В Серпухове Воронцов не раз бывал до войны. Летом сорок первого. Их Шестая рота какое-то время стояла в летнем лагере недалеко от дороги на Тулу. Рядом с лагерем находилась деревня Лужки, куда они иногда ходили за молоком. Летний военный лагерь тоже именовался «Лужками».
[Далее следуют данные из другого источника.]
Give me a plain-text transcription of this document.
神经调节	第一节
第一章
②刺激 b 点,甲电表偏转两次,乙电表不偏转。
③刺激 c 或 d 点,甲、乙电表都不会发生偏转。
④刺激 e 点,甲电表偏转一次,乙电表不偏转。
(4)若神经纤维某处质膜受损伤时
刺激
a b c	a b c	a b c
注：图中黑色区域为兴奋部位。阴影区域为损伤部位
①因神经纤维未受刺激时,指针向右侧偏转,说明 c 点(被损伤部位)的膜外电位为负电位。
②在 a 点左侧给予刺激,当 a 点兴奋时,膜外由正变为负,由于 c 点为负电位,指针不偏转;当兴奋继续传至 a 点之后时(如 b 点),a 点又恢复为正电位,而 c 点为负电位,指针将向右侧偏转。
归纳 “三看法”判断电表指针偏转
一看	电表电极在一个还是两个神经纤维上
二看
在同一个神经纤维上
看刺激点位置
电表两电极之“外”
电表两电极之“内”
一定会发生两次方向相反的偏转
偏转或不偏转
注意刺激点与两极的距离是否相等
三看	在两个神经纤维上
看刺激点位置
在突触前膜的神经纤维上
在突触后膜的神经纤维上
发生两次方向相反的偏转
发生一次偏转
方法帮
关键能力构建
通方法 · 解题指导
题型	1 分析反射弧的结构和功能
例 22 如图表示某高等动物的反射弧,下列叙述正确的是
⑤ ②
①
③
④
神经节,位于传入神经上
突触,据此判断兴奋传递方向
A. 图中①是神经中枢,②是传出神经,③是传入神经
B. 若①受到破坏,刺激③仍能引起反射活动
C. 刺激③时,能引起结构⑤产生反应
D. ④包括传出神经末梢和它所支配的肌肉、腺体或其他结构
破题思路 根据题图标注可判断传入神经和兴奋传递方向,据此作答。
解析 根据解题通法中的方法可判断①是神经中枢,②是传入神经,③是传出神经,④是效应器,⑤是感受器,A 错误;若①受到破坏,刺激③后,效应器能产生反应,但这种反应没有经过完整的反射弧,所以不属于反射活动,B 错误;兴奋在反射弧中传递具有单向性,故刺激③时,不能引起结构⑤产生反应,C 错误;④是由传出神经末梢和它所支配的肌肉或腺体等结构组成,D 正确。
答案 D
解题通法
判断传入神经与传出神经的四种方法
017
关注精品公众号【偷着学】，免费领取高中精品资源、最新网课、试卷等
Переодевшись в диагоналевую гимнастёрку и шаровары, Воронцов застегнул шинель, затянул, как положено, ремень, перекинул через плечо полевую сумку, в которой тяжело стукнул бинокль, и вышел со школьного двора в сторону земляного моста. Где-то там, в двух кварталах от госпиталя, находилось почтовое отделение.
Он шёл, прихрамывая на обе ноги. Солнце всё ещё пригревало по-летнему, и, пройдя половину улицы, он почувствовал, что спина его вспотела. Конечно, сразу догадался он, дело вовсе не в солнце. Устал. Ноги дрожали. Захотелось присесть. Он посмотрел по сторонам. Вот так, с непривычки… Даже такой марш, оказывается, пока не под силу.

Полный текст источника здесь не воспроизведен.